ESMA's Maijoor speech at ICMA in Berlin – section on collateral fluidity

Keynote Speech
ICMA Annual General Meeting and Conference, Berlin
Steven Maijoor
Chair
European Securities and Markets Authority
JUne 5 2014

Fluidity of collateral
Let me now turn to collateral, which is high on your agenda. Collateral is playing an increasingly important role in financial markets and at times it can become relatively scarce. This comes from three drivers:

1. the flight from unsecured lending to secured lending (due to the crisis);
2. the new regulation that requires collateralisation of bilateral derivatives or more central clearing in order to have safer derivatives markets (due to the crisis); and
3. the expansion of monetary policy through conventional and non- conventional
instruments (due to…the crisis).

To compensate, there is more available and eligible collateral that can be used because of:

1. increased issuance of EU sovereign debt (due to the crisis);
2. because the ECB has widened the list of eligible assets (to accomodate the monetary expansion following the crisis); and
3. because the market participants have put in place solutions to transform assets into collateral and lend it to those that require it (this time, not strictly due to the crisis).
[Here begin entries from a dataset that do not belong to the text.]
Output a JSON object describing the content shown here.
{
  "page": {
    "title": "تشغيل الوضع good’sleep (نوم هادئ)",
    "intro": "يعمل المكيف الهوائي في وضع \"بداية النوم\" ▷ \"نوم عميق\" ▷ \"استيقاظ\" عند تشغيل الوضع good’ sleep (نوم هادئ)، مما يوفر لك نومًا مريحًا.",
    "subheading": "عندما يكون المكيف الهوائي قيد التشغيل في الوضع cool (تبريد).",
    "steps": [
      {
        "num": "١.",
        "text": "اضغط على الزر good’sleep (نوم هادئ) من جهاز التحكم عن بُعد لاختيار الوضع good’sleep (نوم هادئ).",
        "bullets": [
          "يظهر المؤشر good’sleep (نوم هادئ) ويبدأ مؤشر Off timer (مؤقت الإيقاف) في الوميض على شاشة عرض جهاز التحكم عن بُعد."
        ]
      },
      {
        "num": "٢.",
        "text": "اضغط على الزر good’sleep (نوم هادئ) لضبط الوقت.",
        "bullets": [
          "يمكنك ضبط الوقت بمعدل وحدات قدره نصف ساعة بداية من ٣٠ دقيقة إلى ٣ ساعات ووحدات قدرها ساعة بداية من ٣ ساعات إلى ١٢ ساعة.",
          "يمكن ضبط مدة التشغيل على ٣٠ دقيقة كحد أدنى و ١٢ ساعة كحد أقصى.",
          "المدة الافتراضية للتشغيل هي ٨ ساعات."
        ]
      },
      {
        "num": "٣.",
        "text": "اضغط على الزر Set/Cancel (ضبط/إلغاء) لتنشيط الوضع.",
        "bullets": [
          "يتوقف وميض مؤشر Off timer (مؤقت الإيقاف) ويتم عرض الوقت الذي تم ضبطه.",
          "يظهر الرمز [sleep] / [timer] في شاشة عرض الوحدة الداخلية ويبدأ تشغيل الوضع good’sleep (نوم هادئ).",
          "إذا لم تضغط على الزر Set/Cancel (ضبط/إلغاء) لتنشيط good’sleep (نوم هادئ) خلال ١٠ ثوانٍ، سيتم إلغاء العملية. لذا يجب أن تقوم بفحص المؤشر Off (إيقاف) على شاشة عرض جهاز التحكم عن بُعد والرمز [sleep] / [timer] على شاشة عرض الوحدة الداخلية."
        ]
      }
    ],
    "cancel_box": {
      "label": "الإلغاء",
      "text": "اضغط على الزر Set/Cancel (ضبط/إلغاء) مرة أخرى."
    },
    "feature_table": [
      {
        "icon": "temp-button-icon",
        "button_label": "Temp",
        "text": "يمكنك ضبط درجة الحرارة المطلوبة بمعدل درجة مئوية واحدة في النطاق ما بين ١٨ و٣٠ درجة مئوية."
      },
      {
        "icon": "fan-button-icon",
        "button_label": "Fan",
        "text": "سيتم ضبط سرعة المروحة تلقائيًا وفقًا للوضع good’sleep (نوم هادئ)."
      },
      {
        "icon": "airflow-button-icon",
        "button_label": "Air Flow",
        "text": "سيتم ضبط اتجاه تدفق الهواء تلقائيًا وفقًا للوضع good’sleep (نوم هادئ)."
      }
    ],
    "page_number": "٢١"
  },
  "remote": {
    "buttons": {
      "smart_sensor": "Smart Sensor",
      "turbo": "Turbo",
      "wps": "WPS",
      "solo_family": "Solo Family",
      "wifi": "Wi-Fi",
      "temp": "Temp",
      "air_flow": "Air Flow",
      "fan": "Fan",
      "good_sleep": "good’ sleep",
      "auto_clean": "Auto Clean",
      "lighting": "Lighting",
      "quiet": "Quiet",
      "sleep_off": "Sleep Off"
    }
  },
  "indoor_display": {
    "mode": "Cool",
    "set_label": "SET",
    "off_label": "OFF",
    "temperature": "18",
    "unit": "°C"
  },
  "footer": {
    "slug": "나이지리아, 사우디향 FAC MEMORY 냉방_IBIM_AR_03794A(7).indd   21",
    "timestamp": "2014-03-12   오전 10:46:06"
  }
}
In the past months, there has been the discussion whether there is sufficient collateral for all the regulatory and non-regulatory requirements. Several studies looked into this and the current general consensus is that, overall, there is enough available collateral. High-quality collateral availability (supply) in Europe is calculated between 10 and 12 trillion EUR (depending on whether and how you apply the haircuts and on the degree of availability) while demand is estimated around 4-5 trillion EUR (depending on different estimates). The question is progressively turning from how much collateral there is and how much is needed now, to two other more interesting questions:

1. How will that evolve in the coming years; and
2. How fluid is the collateral market to ensure that supply and demand can meet.

Let me reflect on the likely evolution. We can point out to two factors at least:

1) Bilateral margin requirements on collateral will start increasing from 2015 onwards; and
2) Monetary policy, assuming the EU wide economy will regain strength at some point in time, will change and put into circulation a lot of collateral (at the same rhythm that gets the extra liquidity out of circulation). How that will fit and interact should be a priority for the bodies in charge of monitoring financial stability.
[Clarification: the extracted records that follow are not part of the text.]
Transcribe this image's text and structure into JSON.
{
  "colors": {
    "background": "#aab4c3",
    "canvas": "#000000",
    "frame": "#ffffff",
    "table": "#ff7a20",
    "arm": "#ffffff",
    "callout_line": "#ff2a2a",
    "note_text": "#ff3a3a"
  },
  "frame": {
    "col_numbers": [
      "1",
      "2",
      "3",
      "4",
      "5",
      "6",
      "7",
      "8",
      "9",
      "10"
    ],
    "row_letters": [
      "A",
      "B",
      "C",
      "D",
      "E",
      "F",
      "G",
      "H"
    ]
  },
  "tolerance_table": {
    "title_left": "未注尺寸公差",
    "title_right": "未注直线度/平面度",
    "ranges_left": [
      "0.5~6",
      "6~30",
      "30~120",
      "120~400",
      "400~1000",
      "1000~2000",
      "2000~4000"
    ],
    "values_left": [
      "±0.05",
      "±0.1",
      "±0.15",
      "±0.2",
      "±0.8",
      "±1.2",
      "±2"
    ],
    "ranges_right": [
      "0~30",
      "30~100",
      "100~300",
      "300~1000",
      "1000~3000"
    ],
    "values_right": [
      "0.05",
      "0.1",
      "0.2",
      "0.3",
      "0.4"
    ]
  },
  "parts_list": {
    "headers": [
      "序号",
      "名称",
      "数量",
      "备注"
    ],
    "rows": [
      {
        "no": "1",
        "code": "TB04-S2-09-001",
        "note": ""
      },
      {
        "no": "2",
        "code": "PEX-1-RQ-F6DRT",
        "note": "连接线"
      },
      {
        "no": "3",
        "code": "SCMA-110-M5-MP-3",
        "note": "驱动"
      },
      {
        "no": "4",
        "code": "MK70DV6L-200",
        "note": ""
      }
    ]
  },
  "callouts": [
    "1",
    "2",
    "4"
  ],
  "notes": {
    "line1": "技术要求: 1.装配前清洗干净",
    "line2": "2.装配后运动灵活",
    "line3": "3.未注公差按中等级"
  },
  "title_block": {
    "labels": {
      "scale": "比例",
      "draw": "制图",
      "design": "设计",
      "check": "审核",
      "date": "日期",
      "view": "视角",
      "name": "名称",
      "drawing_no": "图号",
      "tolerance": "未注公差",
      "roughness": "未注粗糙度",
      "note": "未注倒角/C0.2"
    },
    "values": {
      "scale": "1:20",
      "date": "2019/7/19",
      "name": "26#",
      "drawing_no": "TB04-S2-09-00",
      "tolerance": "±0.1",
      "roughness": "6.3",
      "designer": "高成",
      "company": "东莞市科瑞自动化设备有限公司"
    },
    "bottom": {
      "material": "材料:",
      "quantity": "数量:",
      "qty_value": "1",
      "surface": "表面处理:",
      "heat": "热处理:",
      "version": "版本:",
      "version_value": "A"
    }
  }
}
On the notion of “fluidity”: this is the ability of the market to place the collateral in the right point at the right moment to allow its use by the market participants. Collateral, according to some, is “the new cash”. Collateral has a certain “velocity”, that depends on the rate at which it is re-used, like cash. There seems to be consensus on the increased importance of the collateral market (securities lending, repo market, collateral transformation) and its role in the general functioning of the financial system and even on financial stability.

From that perspective, some say that collateral fluidity and collateral availability is so important that it should not be inhibited, at the risk of causing systemic effects. Others say that if collateral is so systemically important, it should attract a higher degree of regulatory attention. Whatever the outome of this debate, it is clear that we do not have a sufficient understanding of the functioning of this part of the market.

Hence, apart from regulations designed to allow better infrastructures for the collateral cycle, like CSDR, we need measures to ensure that regulators have a good picture of collateral, and its risks to financial market functioning. Therefore, I am very happy that the Commission has proposed a regulation that will require the reporting of Securities Financing Transactions (SFT) to trade repositories. SFTs were left outside the scope of MiFID, so it is now an opaque market. I am confident that such a change could bring the same benefits as we are now observing with the reporting of derivatives to trade repositories under EMIR.